自動車部品製造業の主な特徴は、他業種に比べて減価償却費の割合が多い点であり、その原因として金型を多く使用していることが考えられます。金型は、自動車のありとあらゆる部品を製造するために使用されており、かつ金型については企業のノウハウを使って自社で製造されることも多く、そのコストも多額になる傾向があります。金型の減価償却方法については、車種ごとの予定生産台数が決まっていることが多いため、生産台数を利用した生産高比例法の採用が最も会計上適している方法といえますが、実務上は簡便性の観点から、定額法・定率法が広く採用されています。

(6) 小売業

小売業では、主に遊休テナントに係る遊休資産の取扱いがポイントとなります。不採算店舗が自社所有物件の場合には、閉店後も速やかに処分できない場合は遊休資産となるリスクがあります。
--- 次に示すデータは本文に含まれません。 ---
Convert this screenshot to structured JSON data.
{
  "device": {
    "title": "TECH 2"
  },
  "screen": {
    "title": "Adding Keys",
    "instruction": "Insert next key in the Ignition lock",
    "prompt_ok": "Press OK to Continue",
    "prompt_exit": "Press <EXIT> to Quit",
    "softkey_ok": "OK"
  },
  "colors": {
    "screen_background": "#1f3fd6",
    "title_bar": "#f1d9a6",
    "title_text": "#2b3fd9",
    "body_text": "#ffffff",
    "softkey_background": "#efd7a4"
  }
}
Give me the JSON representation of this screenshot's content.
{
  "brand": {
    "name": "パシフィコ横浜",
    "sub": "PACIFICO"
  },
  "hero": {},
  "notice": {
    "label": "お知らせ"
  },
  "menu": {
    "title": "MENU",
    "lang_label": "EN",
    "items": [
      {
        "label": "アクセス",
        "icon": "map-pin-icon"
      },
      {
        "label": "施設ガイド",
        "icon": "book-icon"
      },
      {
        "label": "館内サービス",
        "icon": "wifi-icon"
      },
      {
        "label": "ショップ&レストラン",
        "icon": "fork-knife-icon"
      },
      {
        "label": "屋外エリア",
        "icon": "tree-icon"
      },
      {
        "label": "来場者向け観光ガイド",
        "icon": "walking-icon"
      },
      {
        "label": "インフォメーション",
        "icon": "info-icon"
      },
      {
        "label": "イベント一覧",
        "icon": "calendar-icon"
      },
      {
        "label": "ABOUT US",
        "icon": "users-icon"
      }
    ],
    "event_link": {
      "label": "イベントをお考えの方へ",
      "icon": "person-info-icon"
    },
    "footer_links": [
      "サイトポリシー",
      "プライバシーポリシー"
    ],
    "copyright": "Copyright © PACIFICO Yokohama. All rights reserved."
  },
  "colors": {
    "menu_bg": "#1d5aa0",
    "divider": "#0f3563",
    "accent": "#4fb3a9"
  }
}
遊休資産の減価償却費は事業上利用している状態から外れるため、営業外費用として計上することに注意が必要です。

また、小売業では通常店舗単位で損益管理が行われていることから、減損会計の適用にあたって判断するグルーピングの単位は店舗単位となることが多いと考えられます。その場合、他業種に比べて減損損失を計上する頻度が高いことも小売業の特徴といえます。

さらに、多店舗展開を行っている小売業にとって、借地上に出店しているような店舗が多い場合、原状回復義務について適切に資産除去債務を認識する必要があります。小売業では、資産除去債務が多額となる傾向にあると考えられます。

(7) 不動産業

不動産業では、販売用の固定資産が棚卸資産に計上されている点が特徴的です。また、外部から不動産を取得した場合に、取得原価を土地と建物にどのように按分するかが重要な論点となります。一般的に不動産の購入金額は高額であるため、不動産鑑定評価書を入手することが多く、この評価額に基づいて取得原価を按分する方法が一般的です。不動産鑑定評価書を入手していない場合は、固定資産税評価額などの比率に基づいて按分することになります。

さらに、賃貸用不動産の取得にあたっては、①登録免許税、②司法書士報酬、③印紙税、④仲介手数料、⑤固定資産税・都市計画税の精算、⑥不動産取得税などの諸費用も必要な付随費用として取得原価に含まれることも不動産業の特徴です。ただし、第2回「取得原価の決定」にて説明したように、①登録免許税、②司法書士報酬、③印紙税については登記に関する費用として、取得原価に算入しないこともできます。賃貸用不動産については、賃貸等不動産の時価等の開示に関する会計基準及び同適用指針により、時価を注記情報として開示することになります。詳細は解説シリーズ「賃貸等不動産の時価等の開示に関する会計基準の概要」をご参照ください。